Keigo Osuga, Diagnostic and Interventional Radiology, Osaka, Japan, commenting on the future direction of embolic agents at a special session at the Cardiovascular and Interventional Radiological Society of Europe (CIRSE) annual meeting in 2015 in Seville Spain, notes, “There is growing interest to improve the visualisation of microspheres to monitor the behaviour of microspheres during injection and to evaluate the intralesional deposit of microspheres after the procedure. Investigation of radiopaque or MR-detectable microspheres is underway.”

A study, published online ahead on print in November 2015 in the Journal of Vascular and Interventional Radiology (JVIR), has concluded that it is possible to develop a simple method to produce radiopaque drug-eluting microspheres that can be incorporated into the current clinical transcatheter arterial chemoembolization workflow. The researchers further showed that these radiopaque drug-eluting beads were discernible enough to be visualised with X-ray imaging techniques.

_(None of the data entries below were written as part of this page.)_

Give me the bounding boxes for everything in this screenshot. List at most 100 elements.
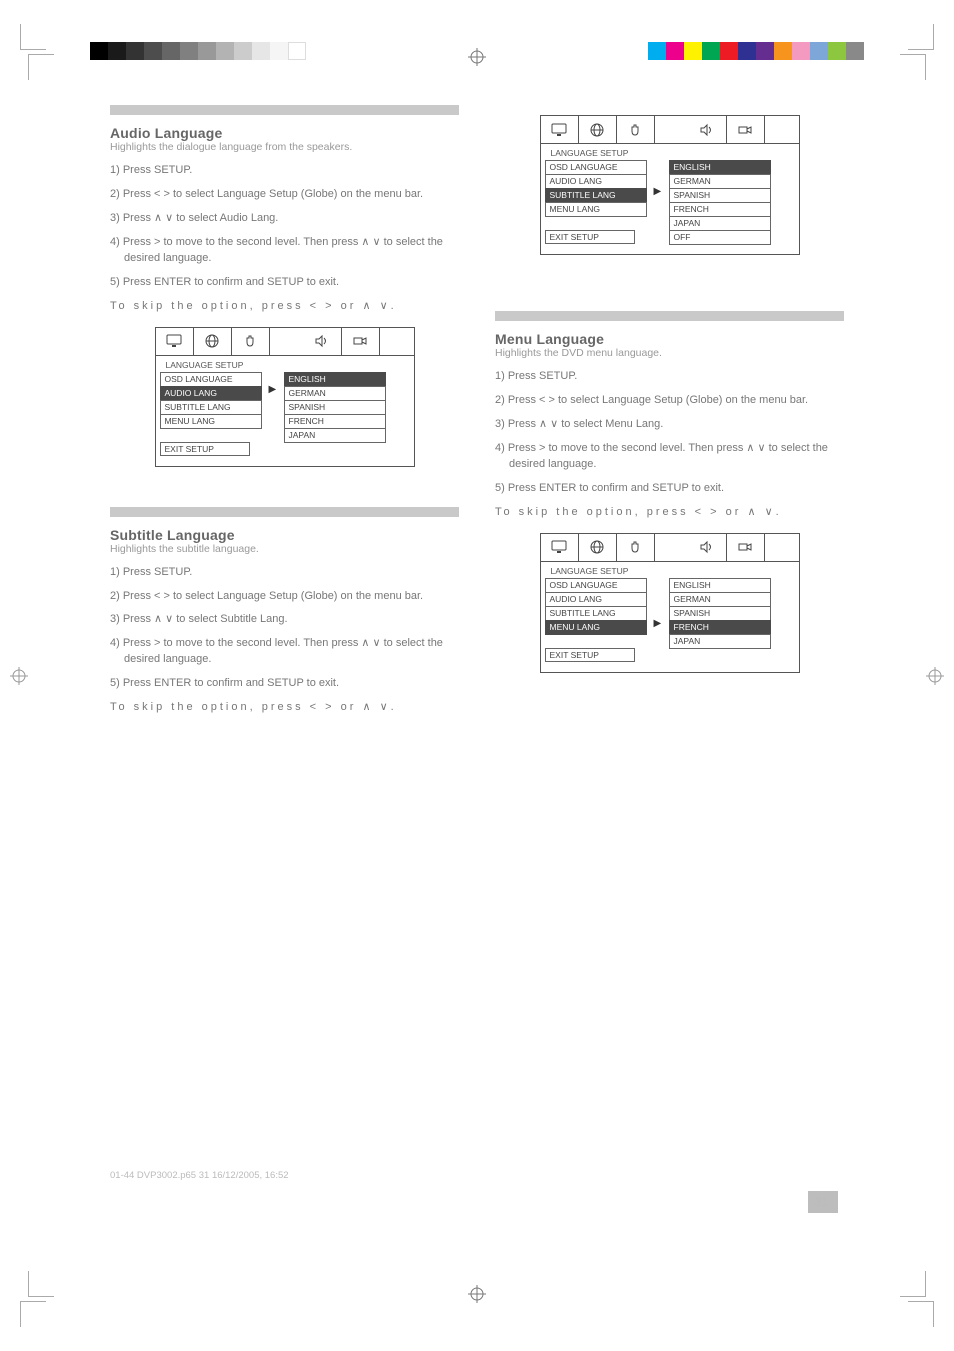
menu-heading: LANGUAGE SETUP: [545, 146, 647, 161]
page-content: Audio Language Highlights the dialogue l…: [110, 105, 844, 1231]
menu-item-selected: SUBTITLE LANG: [545, 188, 647, 203]
registration-mark-icon: [468, 1285, 486, 1303]
step-text: 1) Press SETUP.: [110, 565, 459, 581]
menu-item-selected: AUDIO LANG: [160, 386, 262, 401]
globe-icon: [579, 116, 617, 143]
monitor-icon: [541, 534, 579, 561]
note-text: To skip the option, press < > or ∧ ∨.: [110, 299, 459, 315]
page-number: 31: [815, 1195, 828, 1209]
right-arrow-icon: ▶: [654, 186, 662, 197]
video-icon: [342, 328, 380, 355]
speaker-icon: [304, 328, 342, 355]
grey-swatches: [90, 42, 306, 60]
lang-option: SPANISH: [669, 188, 771, 203]
section-title-subtitle: Subtitle Language: [110, 527, 459, 543]
step-text: 4) Press > to move to the second level. …: [495, 441, 844, 473]
menu-item: OSD LANGUAGE: [545, 160, 647, 175]
right-arrow-icon: ▶: [269, 384, 277, 395]
step-text: 1) Press SETUP.: [110, 163, 459, 179]
step-text: 1) Press SETUP.: [495, 369, 844, 385]
lang-option: JAPAN: [669, 216, 771, 231]
note-text: To skip the option, press < > or ∧ ∨.: [495, 505, 844, 521]
hand-icon: [617, 116, 655, 143]
speaker-icon: [689, 116, 727, 143]
step-text: 2) Press < > to select Language Setup (G…: [110, 589, 459, 605]
lang-option: GERMAN: [284, 386, 386, 401]
video-icon: [727, 116, 765, 143]
step-text: 3) Press ∧ ∨ to select Menu Lang.: [495, 417, 844, 433]
step-text: 4) Press > to move to the second level. …: [110, 235, 459, 267]
menu-item: OSD LANGUAGE: [545, 578, 647, 593]
bottom-print-marks: [0, 1273, 954, 1333]
hand-icon: [617, 534, 655, 561]
lang-option: FRENCH: [284, 414, 386, 429]
registration-mark-icon: [468, 48, 486, 66]
menu-heading: LANGUAGE SETUP: [545, 564, 647, 579]
monitor-icon: [541, 116, 579, 143]
globe-icon: [194, 328, 232, 355]
menu-item: MENU LANG: [160, 414, 262, 429]
lang-option: FRENCH: [669, 202, 771, 217]
crop-mark: [908, 1301, 934, 1327]
crop-mark: [20, 1301, 46, 1327]
step-text: 2) Press < > to select Language Setup (G…: [110, 187, 459, 203]
crop-mark: [900, 54, 926, 80]
step-text: 2) Press < > to select Language Setup (G…: [495, 393, 844, 409]
lang-option: GERMAN: [669, 174, 771, 189]
section-sub-audio: Highlights the dialogue language from th…: [110, 141, 459, 153]
menu-item-selected: MENU LANG: [545, 620, 647, 635]
top-print-marks: [0, 18, 954, 78]
section-divider: [110, 105, 459, 115]
lang-option: JAPAN: [284, 428, 386, 443]
menu-item: OSD LANGUAGE: [160, 372, 262, 387]
menu-item: MENU LANG: [545, 202, 647, 217]
exit-setup: EXIT SETUP: [160, 442, 250, 456]
lang-option: ENGLISH: [669, 578, 771, 593]
step-text: 3) Press ∧ ∨ to select Subtitle Lang.: [110, 612, 459, 628]
osd-menu-subtitle: LANGUAGE SETUP OSD LANGUAGE AUDIO LANG S…: [540, 115, 800, 255]
section-sub-menu: Highlights the DVD menu language.: [495, 347, 844, 359]
lang-option-selected: ENGLISH: [669, 160, 771, 175]
section-divider: [495, 311, 844, 321]
menu-item: SUBTITLE LANG: [545, 606, 647, 621]
section-sub-subtitle: Highlights the subtitle language.: [110, 543, 459, 555]
lang-option: SPANISH: [669, 606, 771, 621]
step-text: 3) Press ∧ ∨ to select Audio Lang.: [110, 211, 459, 227]
color-swatches: [648, 42, 864, 60]
crop-mark: [28, 1271, 54, 1297]
section-title-menu: Menu Language: [495, 331, 844, 347]
registration-mark-icon: [10, 667, 28, 685]
step-text: 5) Press ENTER to confirm and SETUP to e…: [495, 481, 844, 497]
step-text: 5) Press ENTER to confirm and SETUP to e…: [110, 275, 459, 291]
section-title-audio: Audio Language: [110, 125, 459, 141]
lang-option: SPANISH: [284, 400, 386, 415]
menu-item: AUDIO LANG: [545, 592, 647, 607]
step-text: 4) Press > to move to the second level. …: [110, 636, 459, 668]
exit-setup: EXIT SETUP: [545, 648, 635, 662]
osd-menu-audio: LANGUAGE SETUP OSD LANGUAGE AUDIO LANG S…: [155, 327, 415, 467]
crop-mark: [20, 24, 46, 50]
crop-mark: [900, 1271, 926, 1297]
exit-setup: EXIT SETUP: [545, 230, 635, 244]
menu-item: SUBTITLE LANG: [160, 400, 262, 415]
menu-heading: LANGUAGE SETUP: [160, 358, 262, 373]
right-arrow-icon: ▶: [654, 618, 662, 629]
lang-option: GERMAN: [669, 592, 771, 607]
lang-option: JAPAN: [669, 634, 771, 649]
section-divider: [110, 507, 459, 517]
note-text: To skip the option, press < > or ∧ ∨.: [110, 700, 459, 716]
lang-option-selected: ENGLISH: [284, 372, 386, 387]
speaker-icon: [689, 534, 727, 561]
lang-option-selected: FRENCH: [669, 620, 771, 635]
left-column: Audio Language Highlights the dialogue l…: [110, 105, 459, 724]
menu-item: AUDIO LANG: [545, 174, 647, 189]
footer-text: 01-44 DVP3002.p65 31 16/12/2005, 16:52: [110, 1170, 289, 1181]
osd-menu-menulang: LANGUAGE SETUP OSD LANGUAGE AUDIO LANG S…: [540, 533, 800, 673]
right-column: LANGUAGE SETUP OSD LANGUAGE AUDIO LANG S…: [495, 105, 844, 724]
monitor-icon: [156, 328, 194, 355]
hand-icon: [232, 328, 270, 355]
crop-mark: [908, 24, 934, 50]
crop-mark: [28, 54, 54, 80]
lang-option: OFF: [669, 230, 771, 245]
globe-icon: [579, 534, 617, 561]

Carmen Gacchina Johnson, The National Institutes of Health, Bethesda, USA, and colleagues added an ethiodised oil (Lipiodol, Guerbet) and ethanol solution to a lyophilised 100–300µm bead before loading with doxorubicin. These radiopaque drug-eluting beads were evaluated in vitro for x-ray attenuation, composition, size, drug loading and elution, and correlation between attenuation and doxorubicin concentration. The investigators evaluated in vivo conspicuity in a VX2 tumour model.

The investigators report in JVIR that Lipiodol was loaded into lyophilsed beads using two glass syringes and a three-way stopcock. Maximum bead attenuation was achieved within 30 minutes. “Doxorubicin loading efficiency and total amount eluted were similar to DC Bead (Biocompatibles). However, the elution rate was slower for radiopaque drug-eluting beads (p<0.05),” they write. They also report that radiopaque drug-eluting beads were seen in tumour feeding arteries after administration by fluoroscopy, computed tomography, and microcomputed tomography, and that their location was confirmed by histology.

In other research reported at CIRSE 2015, K Ashrafi, Innovation group, BTG International, Camberley, UK, and colleagues, presented on the characterisation of a novel drug-eluting radiopaque bead embolic, based on the DC Bead that has been developed to be visible in vivo under clinical X-ray imaging.

The team noted in their abstract: “The radiopaque bead embolic was developed to maintain equivalent performance to DC Bead, whilst providing clinicians with intra- and post-procedural visualisation for TACE procedures. This study focused on the in vitro characterisation of the radiopaque bead and showed that the drug-loading times were equivalent to DC Bead, and no significant change in bead diameter was measured between preloaded, loaded and eluted conditions.” Further results from the study showed that good handling and deliverability of radiopaque bead was achieved using standard materials and techniques.